Beaufort
Beaufort fut pendant quelques années le bastion isolé
du protestantisme dans le diocèse de Dol. En effet, Claude II de Gouyon,
qui acheta Beaufort en 1675, se trouvait être un «religionnaire », comme
on disait alors, de la Religion Prétendue Réformée.
A ce sujet, signalons que les Gouyon s'étaient convertis au protestantisme
de très bonne heure. Amaury Gouyon, baron de la Moussaye était déjà un des
principaux représentants de l'Assemblée de
Loudun.
Rappelons également qu'un siècle plus tôt Christophe de Chateaubriand,
seigneur de Beaufort et du Plessix-Bertrand, avait embrassé la Réforme, à
l'occasion de son mariage avec la fille du comte Gabriel de Montgomery, et
qu'il combattait dans les rangs protestants quand il fut tué à la bataille
de Jarnac, le 13 mars 1569.
En 1661, Claude Gouyon épousa Anne de l'Espinay «huguenotte et très jeune
dans sa religion», selon Colbert qui nous confirme par la même occasion
qu'il n'y avait dans le Comté de Dol qu'«une
seule maison de religionnaires qui (était) celle de Touraude» (Claude
Gouyon de Touraude, futur seigneur de Beaufort).

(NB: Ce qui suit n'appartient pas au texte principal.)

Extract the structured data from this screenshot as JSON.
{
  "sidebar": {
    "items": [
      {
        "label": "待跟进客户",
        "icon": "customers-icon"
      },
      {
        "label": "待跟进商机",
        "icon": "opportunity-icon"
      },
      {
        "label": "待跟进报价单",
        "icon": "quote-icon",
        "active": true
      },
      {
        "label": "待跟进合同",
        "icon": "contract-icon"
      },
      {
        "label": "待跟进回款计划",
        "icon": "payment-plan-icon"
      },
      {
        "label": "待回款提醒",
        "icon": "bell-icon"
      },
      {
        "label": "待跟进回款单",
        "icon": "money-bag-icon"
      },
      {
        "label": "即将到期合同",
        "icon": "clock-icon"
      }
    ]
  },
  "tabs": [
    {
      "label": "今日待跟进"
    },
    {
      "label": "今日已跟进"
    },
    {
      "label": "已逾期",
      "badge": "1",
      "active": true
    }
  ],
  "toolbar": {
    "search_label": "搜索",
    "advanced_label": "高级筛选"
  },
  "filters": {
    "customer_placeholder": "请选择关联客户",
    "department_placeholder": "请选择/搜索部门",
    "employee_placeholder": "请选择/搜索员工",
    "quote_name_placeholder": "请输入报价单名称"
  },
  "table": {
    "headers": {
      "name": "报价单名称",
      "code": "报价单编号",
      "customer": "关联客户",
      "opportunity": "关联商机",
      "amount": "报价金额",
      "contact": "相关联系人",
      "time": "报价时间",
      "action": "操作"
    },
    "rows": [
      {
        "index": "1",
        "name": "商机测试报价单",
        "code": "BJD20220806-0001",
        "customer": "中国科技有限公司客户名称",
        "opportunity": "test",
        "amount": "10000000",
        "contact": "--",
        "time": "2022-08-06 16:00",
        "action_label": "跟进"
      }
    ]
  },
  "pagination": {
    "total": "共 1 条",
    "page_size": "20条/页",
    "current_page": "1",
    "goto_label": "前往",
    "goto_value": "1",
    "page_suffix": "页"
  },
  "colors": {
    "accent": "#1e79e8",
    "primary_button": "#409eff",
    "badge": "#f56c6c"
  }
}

A cette époque, Louvois a déjà commencé ses attaques contre la religion réformée. Pourtant, Claude ne sera pas
immédiatement inquiété pour ses convictions religieuses. Ses chapelles de
Beaufort et du manoir de Touraude sont desservies par
son pasteur, Louis
Barateau, originaire de Loudun
qui se réfugia à Loudun, puis passa en Hollande en passant par Nantes sur
le vaisseau "La Justice", de Rotterdam.
Mais en 1685, la révocation de l'Edit de Nantes, et
l'interdiction du culte public des protestants
conduisent à une véritable guerre, cruelle et constante, contre les
«religionnaires». Six des enfants de Claude
Charles de Gouyon, baron de Marcé,
:
Luc (sieur de Touraude),
Anne-Marie, Marguerite (dame de Blossac), Claude-Charlotte, Marie
(dame de Halouze), Claude-Marguerite (dame de
Touraude) sont
contraints d'abjurer devant l'évêque de Saint-Malo le 5 décembre 1685.
Curieusement leur frère aîné, Amaury-Henri, n'abjure pas ; et pourtant six
ans plus tard, en 1691, il se marie «en face de la Sainte Eglise
Catholique Apostolique et Romaine».
Mais la révocation de l'Edit de Nantes représentait aussi l'interdiction
formelle pour les réformés de sortir
du royaume. Toutefois, la majorité d'entre
eux s'organisa pour partir ; et des réseaux
d'émigration clandestine se constituèrent.
Il semble bien que la forêt du Mesnil, située
sur le Tronchet, devint un point de passage d'un de ces réseaux. En effet,
le Procureur du Roi, Maître Bréal, indique à l'occasion de l'arrestation
dans cette forêt — le 20 août 1866 — de neuf fugitifs provenant de Loudun,
qu'«il passait souvent des religionnaires par la forêt du Mesnil » grâce à
l'aide coûteuse de certains habitués : c'est ainsi que François Garnier,
dit « la Lande », bon catholique et aubergiste du Tronchet s'entremit
plusieurs fois pour l'évasion des «huguenots» fugitifs. Arrêté à la fin de
1685, poursuivi par le commissaire Coêtlogon
devant la juridiction de Saint-Malo, il fut acquitté par Arrêté du 20
novembre 1686.
La forêt du Mesnil se trouvait en effet sur l'axe Rennes-Saint-Malo, qui
était la principale tête de pont vers Jersey.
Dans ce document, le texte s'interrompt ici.